Canalblog
Editer l'article Suivre ce blog Administration + Créer mon blog
Publicité
Jours tranquilles à Paris
10 mars 2017

La révolution russe en plan large

Par André Loez, Historien et collaborateur du "Monde des livres"

Le 8 mars 1917 débutait la révolution russe. Cent ans après l’événement, une floraison d’ouvrages le replace dans une temporalité plus large.

Il y a cent ans et un jour débutait la révolution russe. C’était le 8 mars, le 23 février dans le calendrier julien utilisé alors en Russie. Par milliers, des manifestantes venues célébrer la Journée internationale des droits des femmes, mais aussi dénoncer un pouvoir incapable de garantir du pain et de mener à son terme une guerre interminable, convergeaient vers le centre de la capitale, Petrograd. Signe du discrédit frappant le régime tsariste, les escadrons de cosaques qui auraient dû les disperser restaient passifs.
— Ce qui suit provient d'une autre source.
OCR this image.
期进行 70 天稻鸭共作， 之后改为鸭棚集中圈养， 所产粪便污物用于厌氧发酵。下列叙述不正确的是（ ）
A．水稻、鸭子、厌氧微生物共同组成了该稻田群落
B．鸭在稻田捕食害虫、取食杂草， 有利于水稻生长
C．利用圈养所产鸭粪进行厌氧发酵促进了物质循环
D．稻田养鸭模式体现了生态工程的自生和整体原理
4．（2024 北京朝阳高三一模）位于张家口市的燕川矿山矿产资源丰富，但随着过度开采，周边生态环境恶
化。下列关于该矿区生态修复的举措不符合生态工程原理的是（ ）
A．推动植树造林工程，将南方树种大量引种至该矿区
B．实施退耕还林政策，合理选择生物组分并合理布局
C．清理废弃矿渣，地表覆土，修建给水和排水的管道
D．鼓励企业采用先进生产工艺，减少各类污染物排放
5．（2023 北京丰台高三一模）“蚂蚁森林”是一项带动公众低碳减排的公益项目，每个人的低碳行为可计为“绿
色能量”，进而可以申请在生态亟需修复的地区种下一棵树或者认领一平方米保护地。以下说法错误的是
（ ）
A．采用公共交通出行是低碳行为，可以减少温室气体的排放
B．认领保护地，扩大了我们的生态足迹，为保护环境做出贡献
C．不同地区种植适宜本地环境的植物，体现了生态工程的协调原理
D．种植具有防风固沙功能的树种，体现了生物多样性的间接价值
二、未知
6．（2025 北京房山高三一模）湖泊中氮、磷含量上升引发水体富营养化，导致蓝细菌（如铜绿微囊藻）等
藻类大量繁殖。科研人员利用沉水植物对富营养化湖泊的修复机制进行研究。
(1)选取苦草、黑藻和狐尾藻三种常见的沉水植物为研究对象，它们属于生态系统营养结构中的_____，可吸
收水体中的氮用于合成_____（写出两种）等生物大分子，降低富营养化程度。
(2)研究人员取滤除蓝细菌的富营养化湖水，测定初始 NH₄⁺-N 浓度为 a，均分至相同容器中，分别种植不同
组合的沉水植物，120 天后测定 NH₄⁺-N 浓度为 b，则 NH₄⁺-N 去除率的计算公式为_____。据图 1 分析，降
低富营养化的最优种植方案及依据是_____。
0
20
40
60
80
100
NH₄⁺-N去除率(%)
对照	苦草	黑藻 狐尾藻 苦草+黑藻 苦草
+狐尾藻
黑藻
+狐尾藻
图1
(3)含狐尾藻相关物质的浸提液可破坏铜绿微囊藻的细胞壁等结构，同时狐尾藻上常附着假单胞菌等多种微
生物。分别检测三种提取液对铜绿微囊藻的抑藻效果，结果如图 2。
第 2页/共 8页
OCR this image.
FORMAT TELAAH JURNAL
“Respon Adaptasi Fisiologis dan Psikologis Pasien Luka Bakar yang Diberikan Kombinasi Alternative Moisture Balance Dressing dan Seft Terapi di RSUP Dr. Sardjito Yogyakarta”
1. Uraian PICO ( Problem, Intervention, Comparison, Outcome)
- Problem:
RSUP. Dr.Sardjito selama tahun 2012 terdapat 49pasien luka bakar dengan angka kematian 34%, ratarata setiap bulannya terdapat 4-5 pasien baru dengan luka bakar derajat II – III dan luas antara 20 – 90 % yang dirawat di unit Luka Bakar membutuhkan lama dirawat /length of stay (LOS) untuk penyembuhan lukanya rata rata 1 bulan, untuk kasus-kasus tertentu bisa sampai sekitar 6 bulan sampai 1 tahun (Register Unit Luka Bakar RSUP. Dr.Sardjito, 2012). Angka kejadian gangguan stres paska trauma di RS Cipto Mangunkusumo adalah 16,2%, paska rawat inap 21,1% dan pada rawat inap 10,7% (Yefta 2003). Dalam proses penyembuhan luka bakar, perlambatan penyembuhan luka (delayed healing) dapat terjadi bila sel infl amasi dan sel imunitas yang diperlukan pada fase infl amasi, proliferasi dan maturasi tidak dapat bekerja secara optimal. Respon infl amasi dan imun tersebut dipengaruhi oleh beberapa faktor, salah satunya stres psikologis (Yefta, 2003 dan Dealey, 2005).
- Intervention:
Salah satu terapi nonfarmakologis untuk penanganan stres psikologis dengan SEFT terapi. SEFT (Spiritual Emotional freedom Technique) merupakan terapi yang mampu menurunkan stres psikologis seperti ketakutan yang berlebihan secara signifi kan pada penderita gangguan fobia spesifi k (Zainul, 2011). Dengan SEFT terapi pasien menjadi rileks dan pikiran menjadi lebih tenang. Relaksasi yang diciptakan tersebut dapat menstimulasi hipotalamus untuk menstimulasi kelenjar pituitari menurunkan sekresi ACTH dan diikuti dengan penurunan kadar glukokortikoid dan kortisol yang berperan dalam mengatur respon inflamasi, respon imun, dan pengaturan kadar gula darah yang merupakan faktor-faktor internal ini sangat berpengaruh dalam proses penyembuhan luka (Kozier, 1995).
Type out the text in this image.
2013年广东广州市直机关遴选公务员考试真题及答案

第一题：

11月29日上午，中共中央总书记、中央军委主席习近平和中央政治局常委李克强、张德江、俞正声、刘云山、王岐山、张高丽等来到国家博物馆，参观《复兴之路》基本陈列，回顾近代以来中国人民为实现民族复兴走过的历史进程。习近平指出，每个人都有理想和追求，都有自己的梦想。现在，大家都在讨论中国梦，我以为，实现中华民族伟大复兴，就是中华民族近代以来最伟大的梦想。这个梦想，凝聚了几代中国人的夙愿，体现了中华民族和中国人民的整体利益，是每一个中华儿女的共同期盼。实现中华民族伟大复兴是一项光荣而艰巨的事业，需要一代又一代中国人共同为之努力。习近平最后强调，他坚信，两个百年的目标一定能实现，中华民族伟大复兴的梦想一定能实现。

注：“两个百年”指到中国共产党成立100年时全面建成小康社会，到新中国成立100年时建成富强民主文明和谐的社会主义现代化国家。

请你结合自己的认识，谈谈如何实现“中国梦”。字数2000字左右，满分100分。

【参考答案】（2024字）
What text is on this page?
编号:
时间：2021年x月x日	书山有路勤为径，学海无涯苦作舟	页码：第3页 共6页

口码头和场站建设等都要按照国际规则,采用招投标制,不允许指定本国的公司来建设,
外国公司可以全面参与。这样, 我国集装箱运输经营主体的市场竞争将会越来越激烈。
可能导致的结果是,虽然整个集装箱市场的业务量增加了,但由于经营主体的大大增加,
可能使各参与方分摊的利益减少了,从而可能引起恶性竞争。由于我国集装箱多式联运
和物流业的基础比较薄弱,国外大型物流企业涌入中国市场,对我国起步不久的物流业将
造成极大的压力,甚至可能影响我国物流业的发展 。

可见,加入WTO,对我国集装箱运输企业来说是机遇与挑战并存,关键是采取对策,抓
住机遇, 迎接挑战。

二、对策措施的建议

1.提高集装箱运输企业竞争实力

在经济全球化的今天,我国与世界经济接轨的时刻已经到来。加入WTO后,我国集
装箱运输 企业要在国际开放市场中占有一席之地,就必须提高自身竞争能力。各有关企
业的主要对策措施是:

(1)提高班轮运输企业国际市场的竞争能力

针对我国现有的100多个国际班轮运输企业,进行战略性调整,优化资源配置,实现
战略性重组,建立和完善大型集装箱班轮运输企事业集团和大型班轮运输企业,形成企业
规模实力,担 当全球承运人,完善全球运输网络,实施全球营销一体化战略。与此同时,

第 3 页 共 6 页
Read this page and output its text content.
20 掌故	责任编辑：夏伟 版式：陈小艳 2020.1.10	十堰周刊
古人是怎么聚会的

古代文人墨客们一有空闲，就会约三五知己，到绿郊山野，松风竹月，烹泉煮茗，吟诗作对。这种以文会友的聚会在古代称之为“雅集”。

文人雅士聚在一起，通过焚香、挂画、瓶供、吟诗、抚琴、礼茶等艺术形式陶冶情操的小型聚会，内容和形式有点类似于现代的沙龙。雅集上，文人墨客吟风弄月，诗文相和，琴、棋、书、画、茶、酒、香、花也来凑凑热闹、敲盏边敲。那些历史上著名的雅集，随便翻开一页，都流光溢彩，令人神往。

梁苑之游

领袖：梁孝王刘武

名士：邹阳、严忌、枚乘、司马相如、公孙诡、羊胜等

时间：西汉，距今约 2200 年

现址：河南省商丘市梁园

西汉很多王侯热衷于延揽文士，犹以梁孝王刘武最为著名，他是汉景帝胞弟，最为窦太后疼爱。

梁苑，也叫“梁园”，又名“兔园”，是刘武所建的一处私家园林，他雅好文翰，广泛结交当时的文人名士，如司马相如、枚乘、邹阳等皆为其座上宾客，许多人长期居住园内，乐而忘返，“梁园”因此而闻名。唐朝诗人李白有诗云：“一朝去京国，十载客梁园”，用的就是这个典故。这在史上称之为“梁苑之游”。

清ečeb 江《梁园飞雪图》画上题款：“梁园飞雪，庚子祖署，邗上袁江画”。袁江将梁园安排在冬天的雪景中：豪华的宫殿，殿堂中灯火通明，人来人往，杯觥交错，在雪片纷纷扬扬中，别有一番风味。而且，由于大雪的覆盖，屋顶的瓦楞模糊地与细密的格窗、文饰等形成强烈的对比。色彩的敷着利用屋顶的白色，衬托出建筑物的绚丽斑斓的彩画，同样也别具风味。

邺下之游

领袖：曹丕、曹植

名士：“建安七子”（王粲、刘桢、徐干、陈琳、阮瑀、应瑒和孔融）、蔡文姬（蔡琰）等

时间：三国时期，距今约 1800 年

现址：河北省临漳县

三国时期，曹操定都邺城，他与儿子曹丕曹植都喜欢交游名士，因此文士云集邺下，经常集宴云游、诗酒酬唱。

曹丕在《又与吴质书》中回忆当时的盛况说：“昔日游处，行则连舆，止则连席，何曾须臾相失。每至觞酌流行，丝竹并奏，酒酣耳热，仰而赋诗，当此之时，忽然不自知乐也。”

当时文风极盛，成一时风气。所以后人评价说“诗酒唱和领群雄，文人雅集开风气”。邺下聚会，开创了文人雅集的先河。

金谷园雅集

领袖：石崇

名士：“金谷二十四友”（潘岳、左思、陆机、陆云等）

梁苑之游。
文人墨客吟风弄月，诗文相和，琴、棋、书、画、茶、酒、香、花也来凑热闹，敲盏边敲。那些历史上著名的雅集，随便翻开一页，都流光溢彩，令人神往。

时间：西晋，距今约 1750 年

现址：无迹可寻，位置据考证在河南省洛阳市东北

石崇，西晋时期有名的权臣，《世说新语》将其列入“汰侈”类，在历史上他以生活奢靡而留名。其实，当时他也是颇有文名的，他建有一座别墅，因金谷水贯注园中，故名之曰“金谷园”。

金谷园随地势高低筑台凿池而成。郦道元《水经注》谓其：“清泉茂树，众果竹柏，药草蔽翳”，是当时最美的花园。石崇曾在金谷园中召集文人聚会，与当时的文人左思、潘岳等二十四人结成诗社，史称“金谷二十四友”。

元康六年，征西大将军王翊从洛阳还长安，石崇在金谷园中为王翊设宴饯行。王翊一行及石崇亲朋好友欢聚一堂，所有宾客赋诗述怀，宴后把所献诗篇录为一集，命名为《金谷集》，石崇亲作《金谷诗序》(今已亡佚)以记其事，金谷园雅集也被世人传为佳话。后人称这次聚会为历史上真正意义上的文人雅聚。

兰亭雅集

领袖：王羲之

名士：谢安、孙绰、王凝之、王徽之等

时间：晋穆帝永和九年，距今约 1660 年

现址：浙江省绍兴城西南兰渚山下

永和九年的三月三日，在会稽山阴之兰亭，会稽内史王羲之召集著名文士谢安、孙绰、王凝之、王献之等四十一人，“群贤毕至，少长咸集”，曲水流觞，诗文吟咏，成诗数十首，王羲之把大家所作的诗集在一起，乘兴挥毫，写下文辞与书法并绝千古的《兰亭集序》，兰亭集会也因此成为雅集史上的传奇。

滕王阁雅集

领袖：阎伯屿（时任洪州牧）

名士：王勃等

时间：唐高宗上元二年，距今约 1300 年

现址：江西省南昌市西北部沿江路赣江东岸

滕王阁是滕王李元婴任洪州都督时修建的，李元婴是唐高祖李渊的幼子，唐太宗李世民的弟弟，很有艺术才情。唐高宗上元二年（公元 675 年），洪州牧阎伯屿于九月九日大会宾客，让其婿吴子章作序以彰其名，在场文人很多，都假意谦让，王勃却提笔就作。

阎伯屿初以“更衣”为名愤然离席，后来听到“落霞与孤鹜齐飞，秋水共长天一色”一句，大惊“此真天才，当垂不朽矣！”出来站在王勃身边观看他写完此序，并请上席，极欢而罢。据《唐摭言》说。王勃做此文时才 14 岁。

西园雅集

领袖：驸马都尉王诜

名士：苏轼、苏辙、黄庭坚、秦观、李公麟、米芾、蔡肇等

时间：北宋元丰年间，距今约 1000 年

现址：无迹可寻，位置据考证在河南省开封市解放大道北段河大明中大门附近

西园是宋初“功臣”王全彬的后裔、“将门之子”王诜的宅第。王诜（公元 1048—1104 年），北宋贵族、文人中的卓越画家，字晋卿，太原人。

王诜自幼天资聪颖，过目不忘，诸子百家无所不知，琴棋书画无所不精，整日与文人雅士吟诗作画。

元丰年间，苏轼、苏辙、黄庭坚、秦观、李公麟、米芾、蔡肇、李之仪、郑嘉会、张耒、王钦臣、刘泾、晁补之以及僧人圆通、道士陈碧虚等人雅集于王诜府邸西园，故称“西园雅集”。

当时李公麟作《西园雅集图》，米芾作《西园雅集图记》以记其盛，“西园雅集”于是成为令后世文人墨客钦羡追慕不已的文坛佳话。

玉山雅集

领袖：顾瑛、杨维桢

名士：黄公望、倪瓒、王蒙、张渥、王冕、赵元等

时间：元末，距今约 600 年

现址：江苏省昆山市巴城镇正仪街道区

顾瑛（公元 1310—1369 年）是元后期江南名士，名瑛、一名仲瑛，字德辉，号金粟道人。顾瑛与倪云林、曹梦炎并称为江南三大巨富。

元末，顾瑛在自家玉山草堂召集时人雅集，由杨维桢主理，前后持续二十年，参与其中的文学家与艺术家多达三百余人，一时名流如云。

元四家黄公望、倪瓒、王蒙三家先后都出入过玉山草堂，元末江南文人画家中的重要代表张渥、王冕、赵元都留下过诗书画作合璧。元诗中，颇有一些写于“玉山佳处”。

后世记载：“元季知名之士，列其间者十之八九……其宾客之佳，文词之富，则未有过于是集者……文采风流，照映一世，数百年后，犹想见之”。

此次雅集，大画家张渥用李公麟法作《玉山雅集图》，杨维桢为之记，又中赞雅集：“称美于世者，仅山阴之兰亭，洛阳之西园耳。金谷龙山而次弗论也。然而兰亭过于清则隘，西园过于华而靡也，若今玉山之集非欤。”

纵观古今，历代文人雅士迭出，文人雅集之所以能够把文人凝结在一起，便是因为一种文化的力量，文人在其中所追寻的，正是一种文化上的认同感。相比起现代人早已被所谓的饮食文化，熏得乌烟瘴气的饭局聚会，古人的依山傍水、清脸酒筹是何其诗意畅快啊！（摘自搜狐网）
Renouvelés, accrus, accompagnés de grèves, les cortèges des jours suivants précipitaient la chute de Nicolas II. Le renversement saisissant d’une dynastie tricentenaire serait redoublé neuf mois plus tard par la prise du pouvoir des plus radicaux, et initialement les plus isolés des révolutionnaires, les bolcheviks. Février suivi d’octobre changeait la face de la guerre, de l’Europe et du XXe siècle.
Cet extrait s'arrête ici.